The president did not refer to the South China Sea dispute specifically, but said that the US and Japan were helping Manila develop its military capacity as "some countries" in Asia have been increasing defense spending.
"I have personally witnessed how the military grew stronger and more effective in preserving peace and stability, the key in building confidence in the Philippines," said Aquino.
He had earlier vowed to spend some 83.90 billion pesos (1.77 billion dollars) in a five-year period until 2017 to strengthen the military.
The spending plan, however, was only ratified this year, meaning that the bulk of the budget will be spent in the coming months. Aquino leaves office next year and is ineligible to run for re-election under the constitution.
Manila has spent 56.79 billion pesos (1.2 billion dollars) since 2010 on buying a squadron of light fighters from South Korea and combat helicopters from Italy, Aquino said.
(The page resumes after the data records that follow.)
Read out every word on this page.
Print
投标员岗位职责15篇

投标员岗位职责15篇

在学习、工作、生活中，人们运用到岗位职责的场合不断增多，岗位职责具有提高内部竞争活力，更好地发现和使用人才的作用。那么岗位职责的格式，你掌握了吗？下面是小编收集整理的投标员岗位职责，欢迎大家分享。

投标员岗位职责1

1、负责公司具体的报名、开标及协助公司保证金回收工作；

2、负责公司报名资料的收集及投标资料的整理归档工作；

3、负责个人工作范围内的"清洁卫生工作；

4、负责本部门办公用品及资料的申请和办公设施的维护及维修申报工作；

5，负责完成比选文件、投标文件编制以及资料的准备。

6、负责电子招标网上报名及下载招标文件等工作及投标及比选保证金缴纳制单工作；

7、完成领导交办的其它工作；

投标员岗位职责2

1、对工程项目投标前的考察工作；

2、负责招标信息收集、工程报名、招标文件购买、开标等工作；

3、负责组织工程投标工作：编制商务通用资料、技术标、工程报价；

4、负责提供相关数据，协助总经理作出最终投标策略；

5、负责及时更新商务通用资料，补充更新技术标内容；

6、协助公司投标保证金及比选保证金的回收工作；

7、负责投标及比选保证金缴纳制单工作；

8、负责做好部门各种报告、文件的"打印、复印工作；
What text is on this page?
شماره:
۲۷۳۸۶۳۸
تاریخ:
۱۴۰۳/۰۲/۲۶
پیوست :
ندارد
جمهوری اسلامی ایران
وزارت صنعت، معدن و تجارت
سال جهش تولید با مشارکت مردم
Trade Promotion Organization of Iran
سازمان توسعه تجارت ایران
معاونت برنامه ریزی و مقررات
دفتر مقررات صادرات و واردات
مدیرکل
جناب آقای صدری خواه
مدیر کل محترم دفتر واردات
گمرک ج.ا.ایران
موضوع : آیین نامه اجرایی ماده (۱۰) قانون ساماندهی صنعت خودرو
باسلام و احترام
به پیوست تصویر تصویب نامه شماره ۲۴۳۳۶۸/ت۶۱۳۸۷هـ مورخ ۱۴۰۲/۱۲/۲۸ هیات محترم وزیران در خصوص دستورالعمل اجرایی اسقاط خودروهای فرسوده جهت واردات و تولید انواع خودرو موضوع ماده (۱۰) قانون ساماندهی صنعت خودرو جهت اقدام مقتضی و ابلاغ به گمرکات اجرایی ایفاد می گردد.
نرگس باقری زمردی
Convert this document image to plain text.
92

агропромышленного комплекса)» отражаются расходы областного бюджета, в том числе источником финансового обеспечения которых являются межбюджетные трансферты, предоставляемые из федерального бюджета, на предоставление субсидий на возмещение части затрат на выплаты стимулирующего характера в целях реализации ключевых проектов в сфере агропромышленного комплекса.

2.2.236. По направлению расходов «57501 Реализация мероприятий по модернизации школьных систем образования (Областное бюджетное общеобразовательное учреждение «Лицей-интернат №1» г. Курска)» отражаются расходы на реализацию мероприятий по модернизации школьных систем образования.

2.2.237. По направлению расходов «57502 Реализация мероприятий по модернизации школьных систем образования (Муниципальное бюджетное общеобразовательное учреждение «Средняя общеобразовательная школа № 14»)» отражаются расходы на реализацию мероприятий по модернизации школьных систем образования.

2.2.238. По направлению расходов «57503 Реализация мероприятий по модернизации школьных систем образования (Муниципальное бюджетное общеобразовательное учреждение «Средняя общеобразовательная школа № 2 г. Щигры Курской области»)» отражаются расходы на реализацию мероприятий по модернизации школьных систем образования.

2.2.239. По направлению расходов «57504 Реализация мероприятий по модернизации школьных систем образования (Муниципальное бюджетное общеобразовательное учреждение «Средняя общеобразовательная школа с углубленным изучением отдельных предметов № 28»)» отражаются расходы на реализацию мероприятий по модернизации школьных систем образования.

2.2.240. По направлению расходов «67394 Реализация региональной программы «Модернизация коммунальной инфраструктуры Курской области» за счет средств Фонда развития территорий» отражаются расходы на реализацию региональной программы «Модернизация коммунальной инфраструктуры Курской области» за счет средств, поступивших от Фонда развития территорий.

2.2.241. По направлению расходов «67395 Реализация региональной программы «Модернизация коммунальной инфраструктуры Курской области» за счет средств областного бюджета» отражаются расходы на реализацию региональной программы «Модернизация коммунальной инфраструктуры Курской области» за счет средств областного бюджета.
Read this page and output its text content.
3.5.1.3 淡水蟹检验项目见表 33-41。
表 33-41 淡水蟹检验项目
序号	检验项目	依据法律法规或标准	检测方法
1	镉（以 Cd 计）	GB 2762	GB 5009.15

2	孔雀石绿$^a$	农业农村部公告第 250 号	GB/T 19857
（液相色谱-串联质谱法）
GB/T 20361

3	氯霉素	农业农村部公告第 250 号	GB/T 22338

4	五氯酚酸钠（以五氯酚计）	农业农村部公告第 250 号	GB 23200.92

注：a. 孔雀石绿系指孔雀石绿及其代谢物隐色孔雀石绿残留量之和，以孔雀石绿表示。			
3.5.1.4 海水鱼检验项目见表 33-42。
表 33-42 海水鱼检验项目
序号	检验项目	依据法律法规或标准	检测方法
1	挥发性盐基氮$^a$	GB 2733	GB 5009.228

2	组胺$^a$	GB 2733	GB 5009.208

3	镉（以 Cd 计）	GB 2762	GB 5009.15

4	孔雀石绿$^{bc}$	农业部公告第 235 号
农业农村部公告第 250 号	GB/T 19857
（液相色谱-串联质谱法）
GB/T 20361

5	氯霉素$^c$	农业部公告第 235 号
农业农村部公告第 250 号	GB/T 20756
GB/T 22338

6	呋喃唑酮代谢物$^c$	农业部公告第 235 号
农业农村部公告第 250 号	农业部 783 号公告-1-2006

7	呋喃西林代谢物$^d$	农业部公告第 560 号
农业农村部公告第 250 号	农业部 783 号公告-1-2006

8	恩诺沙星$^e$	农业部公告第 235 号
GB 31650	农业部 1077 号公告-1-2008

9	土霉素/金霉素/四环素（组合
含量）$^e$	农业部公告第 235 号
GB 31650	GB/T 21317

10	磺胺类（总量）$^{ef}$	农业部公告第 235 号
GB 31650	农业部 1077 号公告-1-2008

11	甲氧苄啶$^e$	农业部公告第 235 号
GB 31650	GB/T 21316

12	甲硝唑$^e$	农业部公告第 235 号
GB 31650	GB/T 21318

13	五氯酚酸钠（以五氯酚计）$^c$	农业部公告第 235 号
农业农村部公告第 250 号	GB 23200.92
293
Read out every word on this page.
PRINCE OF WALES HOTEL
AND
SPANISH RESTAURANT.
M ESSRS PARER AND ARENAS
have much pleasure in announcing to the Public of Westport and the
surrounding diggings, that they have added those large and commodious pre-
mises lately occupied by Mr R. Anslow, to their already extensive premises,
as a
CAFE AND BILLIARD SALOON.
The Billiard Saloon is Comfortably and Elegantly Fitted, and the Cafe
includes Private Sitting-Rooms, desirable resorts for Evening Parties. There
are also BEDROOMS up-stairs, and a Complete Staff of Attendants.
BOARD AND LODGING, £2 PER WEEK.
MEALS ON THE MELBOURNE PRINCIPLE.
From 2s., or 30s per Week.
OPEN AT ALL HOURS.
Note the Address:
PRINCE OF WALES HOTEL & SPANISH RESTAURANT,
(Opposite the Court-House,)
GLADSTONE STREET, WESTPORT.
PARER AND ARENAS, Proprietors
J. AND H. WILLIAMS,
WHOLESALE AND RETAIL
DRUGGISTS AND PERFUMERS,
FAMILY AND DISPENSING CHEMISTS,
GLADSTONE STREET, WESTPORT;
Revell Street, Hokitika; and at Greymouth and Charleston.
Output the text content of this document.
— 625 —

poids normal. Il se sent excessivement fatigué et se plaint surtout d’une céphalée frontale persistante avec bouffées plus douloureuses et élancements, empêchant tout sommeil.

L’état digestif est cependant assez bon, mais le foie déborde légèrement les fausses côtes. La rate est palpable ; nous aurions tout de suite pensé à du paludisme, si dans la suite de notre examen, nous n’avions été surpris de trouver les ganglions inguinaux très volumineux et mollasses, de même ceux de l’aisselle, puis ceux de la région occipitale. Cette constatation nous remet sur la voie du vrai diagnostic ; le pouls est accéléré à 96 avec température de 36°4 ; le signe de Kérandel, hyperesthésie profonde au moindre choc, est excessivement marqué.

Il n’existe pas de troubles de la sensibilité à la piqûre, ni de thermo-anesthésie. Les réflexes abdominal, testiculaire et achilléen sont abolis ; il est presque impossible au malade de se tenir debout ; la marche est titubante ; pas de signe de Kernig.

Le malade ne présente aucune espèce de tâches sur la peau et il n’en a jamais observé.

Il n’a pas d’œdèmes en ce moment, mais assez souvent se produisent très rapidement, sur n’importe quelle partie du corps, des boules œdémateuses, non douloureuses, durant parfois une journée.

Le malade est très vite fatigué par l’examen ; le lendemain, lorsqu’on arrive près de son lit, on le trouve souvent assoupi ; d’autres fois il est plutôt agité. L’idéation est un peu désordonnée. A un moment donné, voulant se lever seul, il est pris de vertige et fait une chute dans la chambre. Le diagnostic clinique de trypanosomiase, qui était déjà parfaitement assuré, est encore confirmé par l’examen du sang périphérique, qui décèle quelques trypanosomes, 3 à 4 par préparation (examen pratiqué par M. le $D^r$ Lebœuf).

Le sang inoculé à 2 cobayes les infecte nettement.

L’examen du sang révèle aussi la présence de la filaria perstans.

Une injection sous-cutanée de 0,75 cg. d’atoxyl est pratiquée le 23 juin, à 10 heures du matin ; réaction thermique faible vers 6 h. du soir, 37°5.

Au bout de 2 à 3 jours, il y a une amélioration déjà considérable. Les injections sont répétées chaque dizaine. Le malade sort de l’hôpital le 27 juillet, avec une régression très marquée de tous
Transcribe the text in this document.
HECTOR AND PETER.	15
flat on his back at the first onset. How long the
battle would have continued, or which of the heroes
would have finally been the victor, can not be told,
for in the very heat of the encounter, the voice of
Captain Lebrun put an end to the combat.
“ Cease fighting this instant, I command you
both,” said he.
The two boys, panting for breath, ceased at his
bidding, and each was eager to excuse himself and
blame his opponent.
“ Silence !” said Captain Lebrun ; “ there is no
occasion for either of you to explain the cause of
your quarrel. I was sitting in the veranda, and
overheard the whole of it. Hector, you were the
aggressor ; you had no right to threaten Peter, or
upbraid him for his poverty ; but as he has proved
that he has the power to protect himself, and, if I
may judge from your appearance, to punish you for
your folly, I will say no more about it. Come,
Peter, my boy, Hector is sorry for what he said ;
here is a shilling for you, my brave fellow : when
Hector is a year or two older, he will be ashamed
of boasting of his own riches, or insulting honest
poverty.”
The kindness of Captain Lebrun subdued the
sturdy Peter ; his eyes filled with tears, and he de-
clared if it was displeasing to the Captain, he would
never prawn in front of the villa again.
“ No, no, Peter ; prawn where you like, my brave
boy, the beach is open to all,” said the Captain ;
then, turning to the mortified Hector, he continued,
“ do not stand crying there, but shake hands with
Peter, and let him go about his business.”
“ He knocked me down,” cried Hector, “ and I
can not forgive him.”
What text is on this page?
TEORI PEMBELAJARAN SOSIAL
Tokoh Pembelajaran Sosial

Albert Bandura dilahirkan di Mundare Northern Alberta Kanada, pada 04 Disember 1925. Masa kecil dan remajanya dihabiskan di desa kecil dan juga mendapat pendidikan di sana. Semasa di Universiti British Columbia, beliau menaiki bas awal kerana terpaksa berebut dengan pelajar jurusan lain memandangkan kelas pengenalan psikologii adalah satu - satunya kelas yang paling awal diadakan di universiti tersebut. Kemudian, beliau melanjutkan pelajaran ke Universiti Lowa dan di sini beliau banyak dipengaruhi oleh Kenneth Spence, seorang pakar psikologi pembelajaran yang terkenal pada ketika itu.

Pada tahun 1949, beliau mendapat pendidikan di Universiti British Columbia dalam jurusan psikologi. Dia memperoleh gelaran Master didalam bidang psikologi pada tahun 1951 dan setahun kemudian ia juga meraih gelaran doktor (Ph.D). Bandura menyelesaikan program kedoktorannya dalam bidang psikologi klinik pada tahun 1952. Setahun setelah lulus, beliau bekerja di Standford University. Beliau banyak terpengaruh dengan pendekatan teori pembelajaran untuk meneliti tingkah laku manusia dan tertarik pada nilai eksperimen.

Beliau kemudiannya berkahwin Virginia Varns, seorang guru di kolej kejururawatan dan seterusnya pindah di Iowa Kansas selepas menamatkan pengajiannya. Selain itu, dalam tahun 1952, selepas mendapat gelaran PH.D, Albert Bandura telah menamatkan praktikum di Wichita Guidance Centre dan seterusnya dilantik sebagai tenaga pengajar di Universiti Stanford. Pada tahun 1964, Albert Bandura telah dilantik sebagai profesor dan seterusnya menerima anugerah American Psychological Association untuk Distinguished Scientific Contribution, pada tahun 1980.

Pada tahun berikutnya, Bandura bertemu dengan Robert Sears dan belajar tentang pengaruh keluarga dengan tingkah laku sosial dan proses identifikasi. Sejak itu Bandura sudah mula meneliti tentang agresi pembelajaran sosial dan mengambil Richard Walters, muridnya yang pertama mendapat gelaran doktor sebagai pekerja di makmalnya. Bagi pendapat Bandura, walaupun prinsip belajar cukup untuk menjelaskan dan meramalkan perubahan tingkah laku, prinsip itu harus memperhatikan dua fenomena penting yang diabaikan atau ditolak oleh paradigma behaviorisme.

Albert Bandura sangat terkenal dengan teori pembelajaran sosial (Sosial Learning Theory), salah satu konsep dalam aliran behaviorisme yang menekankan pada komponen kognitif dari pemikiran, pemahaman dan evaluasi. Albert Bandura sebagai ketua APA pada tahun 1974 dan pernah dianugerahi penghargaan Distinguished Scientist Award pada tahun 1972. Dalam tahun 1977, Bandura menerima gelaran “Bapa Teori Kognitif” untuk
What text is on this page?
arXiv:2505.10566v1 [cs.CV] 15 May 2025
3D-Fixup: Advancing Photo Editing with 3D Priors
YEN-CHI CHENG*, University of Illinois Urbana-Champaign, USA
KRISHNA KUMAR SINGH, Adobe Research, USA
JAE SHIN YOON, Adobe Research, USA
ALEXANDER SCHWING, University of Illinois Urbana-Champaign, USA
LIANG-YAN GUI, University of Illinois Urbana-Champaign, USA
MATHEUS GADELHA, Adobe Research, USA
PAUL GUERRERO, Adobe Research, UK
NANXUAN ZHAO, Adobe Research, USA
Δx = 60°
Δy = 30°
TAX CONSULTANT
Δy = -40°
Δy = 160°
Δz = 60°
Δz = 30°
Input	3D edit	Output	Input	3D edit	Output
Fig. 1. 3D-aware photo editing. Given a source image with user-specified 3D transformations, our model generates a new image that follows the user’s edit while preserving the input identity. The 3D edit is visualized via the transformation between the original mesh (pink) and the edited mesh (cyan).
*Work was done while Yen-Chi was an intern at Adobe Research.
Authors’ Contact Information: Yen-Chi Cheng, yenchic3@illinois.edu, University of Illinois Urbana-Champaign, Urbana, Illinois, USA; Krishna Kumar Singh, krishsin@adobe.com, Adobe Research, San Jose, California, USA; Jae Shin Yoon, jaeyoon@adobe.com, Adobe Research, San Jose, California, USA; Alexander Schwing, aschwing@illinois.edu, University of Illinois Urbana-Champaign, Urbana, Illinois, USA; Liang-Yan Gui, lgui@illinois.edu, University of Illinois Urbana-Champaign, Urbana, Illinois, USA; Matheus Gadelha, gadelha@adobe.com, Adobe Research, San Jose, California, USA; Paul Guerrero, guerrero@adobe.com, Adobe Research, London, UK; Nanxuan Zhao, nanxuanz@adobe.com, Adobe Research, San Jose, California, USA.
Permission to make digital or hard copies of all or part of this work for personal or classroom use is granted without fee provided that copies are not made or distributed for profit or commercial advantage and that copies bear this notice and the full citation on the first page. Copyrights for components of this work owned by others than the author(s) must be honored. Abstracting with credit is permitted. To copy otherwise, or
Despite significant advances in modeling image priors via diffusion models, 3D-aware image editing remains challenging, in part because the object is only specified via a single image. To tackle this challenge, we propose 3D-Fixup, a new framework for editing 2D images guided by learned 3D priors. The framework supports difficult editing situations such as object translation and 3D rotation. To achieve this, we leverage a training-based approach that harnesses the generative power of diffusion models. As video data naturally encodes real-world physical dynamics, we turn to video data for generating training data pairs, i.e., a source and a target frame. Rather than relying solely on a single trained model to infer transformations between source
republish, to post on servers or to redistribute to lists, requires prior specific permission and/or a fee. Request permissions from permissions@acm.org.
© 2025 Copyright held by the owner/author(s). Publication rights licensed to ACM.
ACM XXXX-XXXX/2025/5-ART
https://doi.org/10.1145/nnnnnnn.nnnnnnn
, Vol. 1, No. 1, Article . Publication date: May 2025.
China, the Philippines and four other countries have been having disputes over the ownership and control of areas in the South China Sea for decades. China claims sovereignty over nearly all of the energy-rich sea, which is also claimed in part by Taiwan, Brunei, Vietnam, and Malaysia beside the Philippines.
Washington has sided with China's rivals in the territorial dispute, with Beijing accusing the US of meddling in the regional issues and deliberately stirring up tensions in the contested waters. The US, however, has accused Beijing of undergoing what it calls a land reclamation program in the South China Sea by building artificial islands in the disputed areas.